La question de «la démocratie» est au cœur du débat sur «la mondialisation». Et il apparaît essentiel de bien comprendre les liens entre privatisation de celle-ci (sous la figure de la globalisation économique et financière), et privatisation de celle-là (sous les formes rivales de la «démocratie américaine» et des «démocraties européennes»).

D’un côté de la table du débat, les gouvernements occidentaux, les organismes multilatéraux et les firmes internationales utilisent «la démocratie» comme argument de vente, voire objectif ultime de «la mondialisation» réduite à son phénomène économique contemporain, la globalisation industrielle et financière, productive et marchande.

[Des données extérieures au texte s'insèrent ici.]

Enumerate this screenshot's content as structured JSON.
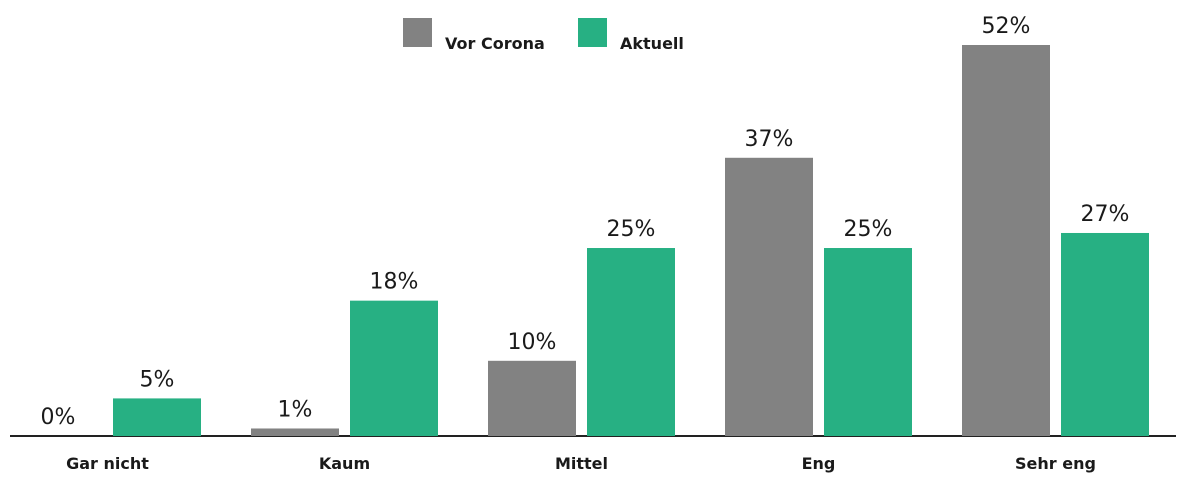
{
  "chart_data": {
    "type": "bar",
    "categories": [
      "Gar nicht",
      "Kaum",
      "Mittel",
      "Eng",
      "Sehr eng"
    ],
    "series": [
      {
        "name": "Vor Corona",
        "color": "#828282",
        "values": [
          0,
          1,
          10,
          37,
          52
        ],
        "value_labels": [
          "0%",
          "1%",
          "10%",
          "37%",
          "52%"
        ]
      },
      {
        "name": "Aktuell",
        "color": "#27b083",
        "values": [
          5,
          18,
          25,
          25,
          27
        ],
        "value_labels": [
          "5%",
          "18%",
          "25%",
          "25%",
          "27%"
        ]
      }
    ]
  }
}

Celle-ci, ignorant ou transgressant les frontières normatives du passé (géographiques, juridiques, monétaires…), égalisant les coûts de production et de consommation, harmonisant les conditions de vie, facilitant les transferts et les échanges, diffusant plus vite les connaissances et les outils, aurait aussi pour vertu d’étendre le paradigme démocratique à l’ensemble de la planète. D’une part, «la démocratie» comme modèle positif serait mieux connue et reproduite dans le monde entier. D’autre part, l’amélioration de l’environnement économique et social, effet supposé de la globalisation, entraînerait dans son sillage une amélioration des conditions et des pratiques démocratiques. La globalisation ferait ainsi, comme Monsieur Jourdain, de la démocratie sans le savoir.

Enfin, forts de cette conviction sans cesse réaffirmée, les gouvernements démocratiques occidentaux conditionnent désormais l’accès au paradis du libre-échange à la satisfaction d’une «clause démocratique», au contenu élaboré sur mesures. Tantôt, comme avec la future Zone de libre-échange des Amériques («Zlea»), et sous l’impulsion du Canada et des Etats-Unis, cette clause subordonne l’entrée d’un futur membre (Haïti) à la démocratisation sans délai et sous contrôle de son régime. Tantôt, comme avec le FMI et la Banque Mondiale, c’est l’octroi de financements structurels ou conjoncturels qui peut être soumis à l’existence ou à la promesse d’un meilleur cadre démocratique. Ainsi, un Etat ne saurait-il escompter les bienfaits économiques de la démocratie sur le long terme s’il ne donne pas de gages démocratiques à court terme.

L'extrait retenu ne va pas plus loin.